This column
introduces Karlene Lukovitz as editor of MediaPost's Digital News Daily and author of the weekly Video Insider and Advanced TV Insider columns.
Ad-supported video
streaming service Tubi reports that is surpassed 20 million active monthly users and 94 million hours of content in May.
May also marked Tubi’s single biggest revenue month since its
launch in 2014, according to the company — although it did not reveal the actual numbers.
In January, Tubi announced that its revenue had grown by 180% in 2018, that it had reached
profitability in the fourth quarter, and that it would reinvest profits in more content acquisition during 2019.
The platform says it has made good on its promise to spend “over nine
figures” on content, and now offers more than 15,000 movies and TV series (totaling more than 44,000 hours) through more than 200 content partners, including studios such as Warner Bros.,
NBCUniversal, MGM and Lionsgate.
Tubi was integrated into Comcast’s X1 platform in late 2018, and into the Cox Contour platform this April.
All of this would seem heartening for
advertisers rooting for the viability of ad-supported VOD (AVOD) ventures.
“With linear TV ratings in continuing decline, advertising demand for OTT is strongest from brands replacing
lost reach with their TV spend,” Tubi declared in January. “In 2018, over 1,000 advertisers ran campaigns on Tubi, with the majority of the top CPG and automotive advertisers reaching
audiences in movies and TV shows on Tubi.”

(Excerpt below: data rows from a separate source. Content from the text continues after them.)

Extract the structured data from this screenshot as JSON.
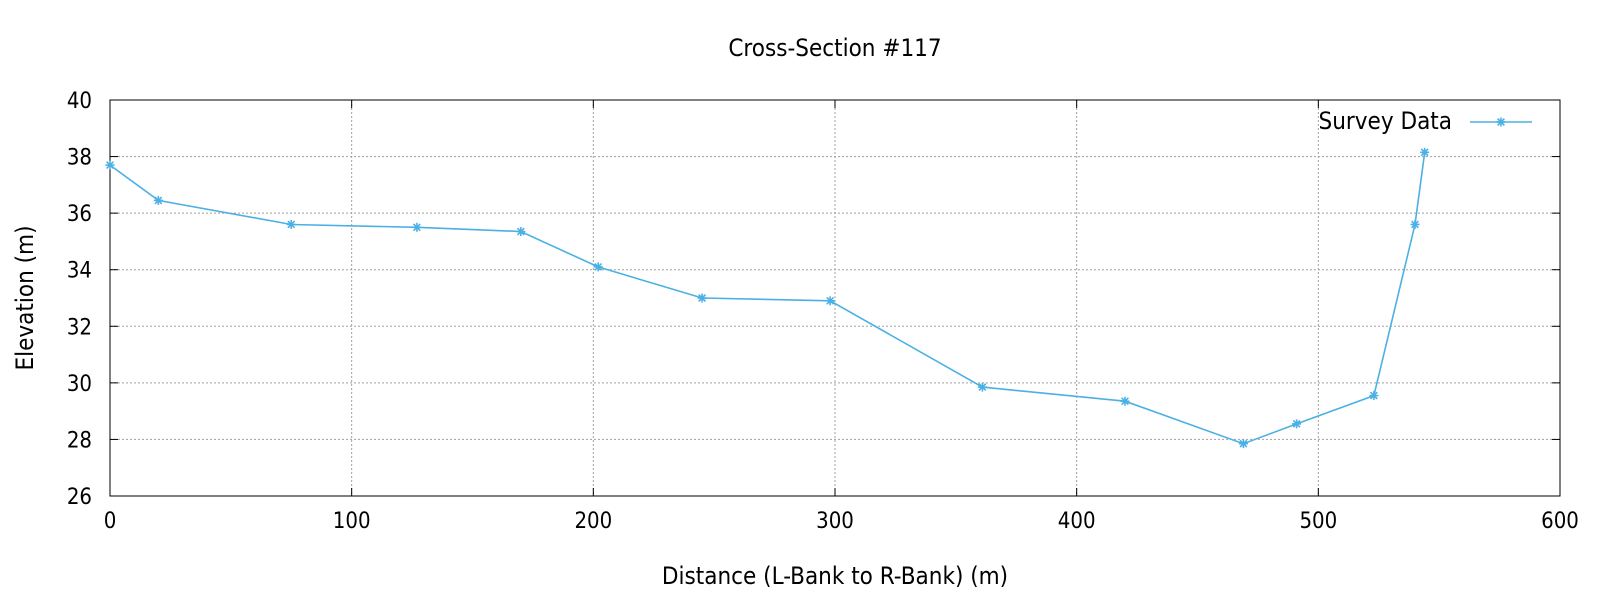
{
  "chart_data": {
    "type": "line",
    "title": "Cross-Section #117",
    "xlabel": "Distance (L-Bank to R-Bank) (m)",
    "ylabel": "Elevation (m)",
    "xlim": [
      0,
      600
    ],
    "ylim": [
      26,
      40
    ],
    "xticks": [
      0,
      100,
      200,
      300,
      400,
      500,
      600
    ],
    "yticks": [
      26,
      28,
      30,
      32,
      34,
      36,
      38,
      40
    ],
    "grid": true,
    "legend_position": "top-right",
    "series": [
      {
        "name": "Survey Data",
        "color": "#4bb0e4",
        "marker": "asterisk",
        "x": [
          0,
          20,
          75,
          127,
          170,
          202,
          245,
          298,
          361,
          420,
          469,
          491,
          523,
          540,
          544
        ],
        "y": [
          37.7,
          36.45,
          35.6,
          35.5,
          35.35,
          34.1,
          33.0,
          32.9,
          29.85,
          29.35,
          27.85,
          28.55,
          29.55,
          35.6,
          38.15
        ]
      }
    ]
  }
}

But Tubi and so-far smaller, 100%-ad supported competitors including Pluto TV (16 million active users) and Xumo (about 5.5 million) are now
facing an even more daunting field of competitors, including next year’s launch of NBCUniversal’s own ad-supported entry. (That platform claims that it will launch with a projected
addressable audience of about 52 million, thanks to its free availability through parent Comcast’s cable services.)
That’s not even mentioning the pay-for arena. In addition to the
ongoing battle for the time and attention — if not money — of consumers against existing subscription-based juggernauts Netflix and Amazon, AVOD platforms will soon
be up against in-the-wings subscription-based platforms from players including Disney, Apple and WarnerMedia.
As fellow MediaPost columnist Wayne Friedman points out, competitors maintain that Netflix — which now has 60 million
U.S. viewers and 140 million viewers worldwide paying around $12 per month — will have to begin taking advertising to support the content investments that in turn drive subscriber acquisition
and retention.
Netflix spent about $13 billion on content last year, and is reportedly upping that to about $15 million this year.
But just over this past weekend, during the
SeriesFest conference in Denver, Netflix Chief Content Officer Ted Sarandos flatly denied that Netflix — which currently offers some 80 movies and 700 TV series — has any plans to take
advertising or bid on live sports, reports FierceVideo.
“Some things are just core to the proposition: ad-free
and on-demand are core to the proposition,” he said. “We think that for us, subscription is just a better way to monetize content.”
Now, saying a company has no
“plans” to do something obviously doesn’t preclude its plans changing at some point — or rule out that it might consider ad-supported offshoots.
But Sarandos said that
he sees another big plus for the subscription-based business model emerging.
Asked about the intensifying privacy, brand safety and antitrust pressures on Facebook and Google, he replied:
“I could not begin to predict any of that. I know that I feel good that we’re not in any of those businesses that draw that kind of fire. Another great reason not to sell
advertising.”
To state the obvious, despite all of the bluster and statistics-based predictions, no one can be certain which model(s) and platforms will prevail over the coming years, as
technology and consumer and governmental behaviors continue to evolve.
But wide-open accessibility to consumer data — which the industry has assumed will go hand-in-hand with content in
determining the future and survival of the fittest — may prove not to be a given going forward.
In distancing Netflix from the big social and search platforms during his SeriesFest
interview, Sarandos emphasized: “We don’t collect your data. I don’t know how old you are when you join Netflix. I don’t know if you’re black or white. We know your
credit card, but that’s just for payment, and all that stuff is anonymized.”
But as FierceVideo pointed out: “While
Netflix may not collect data initially when its subscribers sign up, it certainly collects a lot of data about them as they watch, even if those subscribers are anonymous… Netflix has the
ability to collect myriad data points for its 150 million subscribers, including the date and time people watch; the device used to watch; the location of the device; when a subscriber pauses, rewinds
or fast-forwards; the ratings that a subscriber gives; and search history.”
That data — much-coveted from afar by advertisers — is currently used primarily to continually
refine search and recommendations to drive viewing time, which in turn drives subscriber perceptions of value and subscriber retention, according to Sarandos.
However, it’s not
inconceivable that the repeated, cynical abuses by players like Facebook, along with the news surrounding various Congressional hearings, might nudge even digital natives to begin questioning whether
they really want their every online and mobile move tracked in return for promises of a better, more tailored “experience.”